| You flip a possibly-biased coin 20 times and get half heads, half tails, e.g. "THHHTTTTTHTHTTHHHTHH". Under the model where the bias is 0.5—a fair coin—the probability of that sequence is (0.5)^20 or about one in a million. In fact, the probability of any sequence you could observe is one in a million. Under the model where the bias is 0.4 the probability is (0.4)^10 × (0.6)^10 or about one in two million. That is, the sequence we observed supplies about twice as much evidence in favor of bias = 0.5 as compared with bias = 0.4—this is likelihood. Likelihood ratios are all that matter. Morals: - The more complex the event you're predicting (the rarer the tyical observed result) the smaller the associated likelihoods will tend to be - It's possible that every observed result has a tiny probability under every model you're considering - Nonetheless it makes sense to use the ratios of these numbers to compare the models - This has nothing to do with probability densities or logarithms, though the fact that we often work with densities also makes absolute likelihood values relative to the choice of units Added in edits: - You could summarize the sequence with the number of heads or tails and then the likelihood values would be larger but the ratios would remain the same (it's a sufficient statistic). Similarly in the CrossValidated question one could summarize the data with the mean and sum of squares. But this doesn't work in general, e.g. if we have i.i.d. draws from a Cauchy distribution. |
The only other thing worth adding to what you have written is that the likelihood is a product of N factors.
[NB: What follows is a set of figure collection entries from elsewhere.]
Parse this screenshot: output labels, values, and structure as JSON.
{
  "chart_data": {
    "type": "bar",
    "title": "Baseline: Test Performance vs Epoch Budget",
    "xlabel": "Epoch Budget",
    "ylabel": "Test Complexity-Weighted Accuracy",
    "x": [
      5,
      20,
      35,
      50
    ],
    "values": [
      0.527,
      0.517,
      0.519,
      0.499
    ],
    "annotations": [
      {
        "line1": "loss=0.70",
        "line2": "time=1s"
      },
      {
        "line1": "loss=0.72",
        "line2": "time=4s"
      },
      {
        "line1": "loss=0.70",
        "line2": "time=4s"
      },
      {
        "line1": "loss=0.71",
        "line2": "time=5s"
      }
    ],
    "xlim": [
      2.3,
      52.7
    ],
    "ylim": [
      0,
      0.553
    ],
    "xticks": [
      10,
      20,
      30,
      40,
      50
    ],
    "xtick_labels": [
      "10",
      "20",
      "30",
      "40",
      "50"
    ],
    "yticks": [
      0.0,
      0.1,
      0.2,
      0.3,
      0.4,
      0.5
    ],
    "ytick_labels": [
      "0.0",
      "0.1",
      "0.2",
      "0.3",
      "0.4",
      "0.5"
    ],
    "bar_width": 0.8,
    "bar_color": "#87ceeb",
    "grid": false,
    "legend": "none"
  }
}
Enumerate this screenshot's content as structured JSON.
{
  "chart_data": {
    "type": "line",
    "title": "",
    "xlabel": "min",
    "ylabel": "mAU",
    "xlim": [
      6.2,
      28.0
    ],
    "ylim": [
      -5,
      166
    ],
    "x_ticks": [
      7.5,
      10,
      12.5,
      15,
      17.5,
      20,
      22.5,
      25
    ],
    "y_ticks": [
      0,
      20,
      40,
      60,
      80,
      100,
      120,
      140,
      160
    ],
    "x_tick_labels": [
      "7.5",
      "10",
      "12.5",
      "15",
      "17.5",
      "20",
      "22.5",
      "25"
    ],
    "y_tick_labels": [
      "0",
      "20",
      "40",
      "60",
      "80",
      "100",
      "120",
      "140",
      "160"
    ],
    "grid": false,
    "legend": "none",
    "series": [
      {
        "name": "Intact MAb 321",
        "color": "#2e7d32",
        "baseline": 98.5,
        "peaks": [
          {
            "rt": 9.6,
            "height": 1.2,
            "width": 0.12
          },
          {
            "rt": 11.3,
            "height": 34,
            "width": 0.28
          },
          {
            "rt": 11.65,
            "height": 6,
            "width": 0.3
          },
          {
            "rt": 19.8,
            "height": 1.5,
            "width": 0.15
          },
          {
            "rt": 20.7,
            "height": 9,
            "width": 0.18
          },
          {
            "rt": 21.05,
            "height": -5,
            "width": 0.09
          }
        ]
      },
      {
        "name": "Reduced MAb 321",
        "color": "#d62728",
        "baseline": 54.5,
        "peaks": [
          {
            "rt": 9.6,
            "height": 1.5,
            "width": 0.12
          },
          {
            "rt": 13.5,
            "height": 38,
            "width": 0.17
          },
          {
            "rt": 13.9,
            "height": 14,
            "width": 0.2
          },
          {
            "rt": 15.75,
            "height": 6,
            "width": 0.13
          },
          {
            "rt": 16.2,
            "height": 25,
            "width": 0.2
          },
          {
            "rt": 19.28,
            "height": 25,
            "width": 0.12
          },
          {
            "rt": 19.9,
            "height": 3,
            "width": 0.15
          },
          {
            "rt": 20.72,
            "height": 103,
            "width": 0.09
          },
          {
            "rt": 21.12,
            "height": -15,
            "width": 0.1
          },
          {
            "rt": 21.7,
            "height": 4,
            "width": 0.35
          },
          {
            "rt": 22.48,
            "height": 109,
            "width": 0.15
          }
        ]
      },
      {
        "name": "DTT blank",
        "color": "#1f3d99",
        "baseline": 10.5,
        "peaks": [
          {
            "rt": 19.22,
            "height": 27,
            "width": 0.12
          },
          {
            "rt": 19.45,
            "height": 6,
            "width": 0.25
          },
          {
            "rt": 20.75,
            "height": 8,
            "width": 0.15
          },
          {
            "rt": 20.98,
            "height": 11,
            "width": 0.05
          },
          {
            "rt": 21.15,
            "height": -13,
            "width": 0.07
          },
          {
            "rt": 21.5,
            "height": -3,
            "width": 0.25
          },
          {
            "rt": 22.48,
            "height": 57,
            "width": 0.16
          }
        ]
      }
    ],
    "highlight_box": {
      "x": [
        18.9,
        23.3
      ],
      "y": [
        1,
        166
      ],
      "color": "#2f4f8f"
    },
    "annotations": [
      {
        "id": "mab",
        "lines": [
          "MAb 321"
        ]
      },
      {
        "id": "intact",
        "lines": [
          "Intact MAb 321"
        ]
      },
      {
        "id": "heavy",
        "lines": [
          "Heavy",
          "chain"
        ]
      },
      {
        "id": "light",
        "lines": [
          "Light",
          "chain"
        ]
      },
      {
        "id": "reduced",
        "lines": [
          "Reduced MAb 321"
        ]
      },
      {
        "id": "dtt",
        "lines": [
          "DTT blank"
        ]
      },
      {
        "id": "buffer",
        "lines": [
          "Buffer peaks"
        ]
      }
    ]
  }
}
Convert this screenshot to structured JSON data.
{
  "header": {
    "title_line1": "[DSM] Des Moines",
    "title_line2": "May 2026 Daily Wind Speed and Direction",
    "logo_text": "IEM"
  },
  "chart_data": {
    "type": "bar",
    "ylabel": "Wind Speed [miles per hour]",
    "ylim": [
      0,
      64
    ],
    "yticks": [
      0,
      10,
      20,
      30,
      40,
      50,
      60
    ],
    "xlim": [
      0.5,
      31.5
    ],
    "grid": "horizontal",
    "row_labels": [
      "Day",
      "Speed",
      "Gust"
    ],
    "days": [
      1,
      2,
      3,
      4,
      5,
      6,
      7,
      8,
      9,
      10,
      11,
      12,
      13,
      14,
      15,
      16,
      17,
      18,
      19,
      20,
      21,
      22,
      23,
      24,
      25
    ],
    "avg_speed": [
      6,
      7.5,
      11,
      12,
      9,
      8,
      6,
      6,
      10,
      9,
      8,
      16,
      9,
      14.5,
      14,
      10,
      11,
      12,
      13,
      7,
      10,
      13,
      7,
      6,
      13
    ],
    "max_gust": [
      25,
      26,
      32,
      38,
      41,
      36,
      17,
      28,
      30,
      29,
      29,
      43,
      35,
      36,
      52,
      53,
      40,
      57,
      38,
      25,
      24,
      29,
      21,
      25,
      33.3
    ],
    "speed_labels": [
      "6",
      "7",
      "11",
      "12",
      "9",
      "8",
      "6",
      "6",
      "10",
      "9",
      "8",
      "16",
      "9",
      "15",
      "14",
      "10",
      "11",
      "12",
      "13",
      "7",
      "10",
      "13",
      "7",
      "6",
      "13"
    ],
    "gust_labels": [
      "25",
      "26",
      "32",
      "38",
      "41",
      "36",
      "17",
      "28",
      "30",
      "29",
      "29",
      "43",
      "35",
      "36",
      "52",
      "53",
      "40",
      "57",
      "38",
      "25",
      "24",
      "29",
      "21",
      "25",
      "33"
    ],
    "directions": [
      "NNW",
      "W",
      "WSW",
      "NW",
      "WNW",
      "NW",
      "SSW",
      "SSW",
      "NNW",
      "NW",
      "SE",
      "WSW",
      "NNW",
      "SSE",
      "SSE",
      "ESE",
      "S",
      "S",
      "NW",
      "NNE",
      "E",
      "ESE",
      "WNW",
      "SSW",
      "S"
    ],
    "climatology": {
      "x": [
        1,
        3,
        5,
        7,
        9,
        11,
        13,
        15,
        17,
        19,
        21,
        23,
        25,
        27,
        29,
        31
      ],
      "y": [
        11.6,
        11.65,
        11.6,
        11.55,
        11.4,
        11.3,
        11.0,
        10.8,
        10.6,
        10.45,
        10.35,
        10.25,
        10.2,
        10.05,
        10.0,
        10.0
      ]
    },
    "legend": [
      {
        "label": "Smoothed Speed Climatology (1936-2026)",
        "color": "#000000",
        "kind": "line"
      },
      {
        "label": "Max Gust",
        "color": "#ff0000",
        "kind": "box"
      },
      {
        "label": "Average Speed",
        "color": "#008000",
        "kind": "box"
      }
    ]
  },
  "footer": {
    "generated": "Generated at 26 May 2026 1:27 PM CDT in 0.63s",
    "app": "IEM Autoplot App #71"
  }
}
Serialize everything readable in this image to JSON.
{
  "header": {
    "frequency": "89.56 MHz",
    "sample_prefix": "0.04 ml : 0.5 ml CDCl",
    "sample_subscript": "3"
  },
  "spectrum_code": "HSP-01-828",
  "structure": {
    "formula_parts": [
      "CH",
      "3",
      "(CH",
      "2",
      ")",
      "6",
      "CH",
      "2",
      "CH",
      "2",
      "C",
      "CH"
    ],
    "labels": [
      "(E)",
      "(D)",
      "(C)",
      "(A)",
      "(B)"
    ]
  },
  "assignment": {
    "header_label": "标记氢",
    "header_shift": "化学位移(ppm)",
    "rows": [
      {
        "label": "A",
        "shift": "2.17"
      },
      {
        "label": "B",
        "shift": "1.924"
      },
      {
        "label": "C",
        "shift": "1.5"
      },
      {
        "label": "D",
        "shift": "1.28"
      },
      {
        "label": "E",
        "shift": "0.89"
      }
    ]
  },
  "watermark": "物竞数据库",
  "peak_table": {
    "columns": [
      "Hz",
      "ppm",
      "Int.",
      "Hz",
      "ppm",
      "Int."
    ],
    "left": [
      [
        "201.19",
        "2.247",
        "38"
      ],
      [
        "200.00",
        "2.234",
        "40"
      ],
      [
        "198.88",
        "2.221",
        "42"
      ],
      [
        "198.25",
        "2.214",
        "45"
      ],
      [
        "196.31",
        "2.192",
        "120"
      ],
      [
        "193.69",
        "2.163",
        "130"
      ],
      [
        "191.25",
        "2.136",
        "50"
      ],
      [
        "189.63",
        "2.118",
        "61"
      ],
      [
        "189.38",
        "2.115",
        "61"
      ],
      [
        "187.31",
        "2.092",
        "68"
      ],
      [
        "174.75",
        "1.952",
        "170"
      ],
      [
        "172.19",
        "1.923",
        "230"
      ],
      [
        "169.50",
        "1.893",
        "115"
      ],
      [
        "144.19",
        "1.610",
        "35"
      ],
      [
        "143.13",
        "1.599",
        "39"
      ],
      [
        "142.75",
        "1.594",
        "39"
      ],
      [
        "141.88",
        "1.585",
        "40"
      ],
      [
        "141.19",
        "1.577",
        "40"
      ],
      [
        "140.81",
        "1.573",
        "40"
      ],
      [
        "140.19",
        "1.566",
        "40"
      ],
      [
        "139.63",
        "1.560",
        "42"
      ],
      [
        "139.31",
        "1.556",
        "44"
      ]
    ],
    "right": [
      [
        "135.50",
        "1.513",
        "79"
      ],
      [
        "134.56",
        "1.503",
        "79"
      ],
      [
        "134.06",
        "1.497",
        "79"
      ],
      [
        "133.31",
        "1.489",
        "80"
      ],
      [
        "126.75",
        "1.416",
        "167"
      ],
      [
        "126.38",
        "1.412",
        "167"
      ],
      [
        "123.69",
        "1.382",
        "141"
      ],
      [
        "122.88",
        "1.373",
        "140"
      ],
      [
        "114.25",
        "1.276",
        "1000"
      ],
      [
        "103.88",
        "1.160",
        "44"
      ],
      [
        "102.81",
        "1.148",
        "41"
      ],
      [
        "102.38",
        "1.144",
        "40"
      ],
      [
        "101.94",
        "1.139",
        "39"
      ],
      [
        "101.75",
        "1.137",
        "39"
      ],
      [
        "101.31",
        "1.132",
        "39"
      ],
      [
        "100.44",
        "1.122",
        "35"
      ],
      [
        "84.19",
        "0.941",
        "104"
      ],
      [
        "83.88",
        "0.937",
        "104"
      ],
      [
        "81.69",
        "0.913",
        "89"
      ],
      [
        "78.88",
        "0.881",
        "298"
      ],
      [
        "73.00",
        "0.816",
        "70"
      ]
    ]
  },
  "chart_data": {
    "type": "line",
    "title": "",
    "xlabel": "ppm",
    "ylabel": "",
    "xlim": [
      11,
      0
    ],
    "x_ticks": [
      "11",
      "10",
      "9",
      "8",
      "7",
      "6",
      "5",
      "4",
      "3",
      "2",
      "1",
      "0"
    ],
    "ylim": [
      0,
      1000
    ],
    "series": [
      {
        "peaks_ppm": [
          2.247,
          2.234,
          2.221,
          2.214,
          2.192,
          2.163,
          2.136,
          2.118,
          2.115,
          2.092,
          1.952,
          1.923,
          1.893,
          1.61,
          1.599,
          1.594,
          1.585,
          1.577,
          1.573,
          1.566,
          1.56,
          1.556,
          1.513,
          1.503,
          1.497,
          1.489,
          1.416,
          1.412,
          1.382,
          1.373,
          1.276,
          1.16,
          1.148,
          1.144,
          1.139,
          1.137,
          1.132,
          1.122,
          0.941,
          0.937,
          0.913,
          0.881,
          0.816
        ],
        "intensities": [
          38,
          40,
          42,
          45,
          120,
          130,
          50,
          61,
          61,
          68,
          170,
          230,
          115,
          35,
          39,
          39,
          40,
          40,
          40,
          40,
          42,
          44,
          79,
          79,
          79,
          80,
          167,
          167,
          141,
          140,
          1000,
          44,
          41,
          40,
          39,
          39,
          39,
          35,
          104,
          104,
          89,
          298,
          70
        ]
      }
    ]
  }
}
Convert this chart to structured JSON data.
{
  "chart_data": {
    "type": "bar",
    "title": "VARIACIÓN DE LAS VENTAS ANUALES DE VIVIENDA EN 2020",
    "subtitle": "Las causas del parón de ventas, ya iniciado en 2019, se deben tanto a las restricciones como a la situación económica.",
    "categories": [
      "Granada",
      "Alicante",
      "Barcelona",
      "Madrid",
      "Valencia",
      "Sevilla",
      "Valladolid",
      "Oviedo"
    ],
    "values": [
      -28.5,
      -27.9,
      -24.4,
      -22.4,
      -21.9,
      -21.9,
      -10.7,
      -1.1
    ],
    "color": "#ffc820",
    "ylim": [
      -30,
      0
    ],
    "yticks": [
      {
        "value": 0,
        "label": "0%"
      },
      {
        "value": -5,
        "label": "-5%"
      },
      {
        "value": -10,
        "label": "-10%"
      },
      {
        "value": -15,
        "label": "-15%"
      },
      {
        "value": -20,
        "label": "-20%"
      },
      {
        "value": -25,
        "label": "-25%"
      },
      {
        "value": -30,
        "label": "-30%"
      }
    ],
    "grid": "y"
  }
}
As such, it will essentially always diverge toward infinity (if the density factors are on average greater than 1) or collapse fast towards zero (if the factors are on average less than 1, as in your example and in OP).
So this very structure (arising from the IID observations) implies that no “stable” density will pop out. It’ll always blow up or down!
One way to stabilize things is to take (1/N) times the log of the likelihood. Then you will indeed converge to something familiar - the entropy, - E log p(x).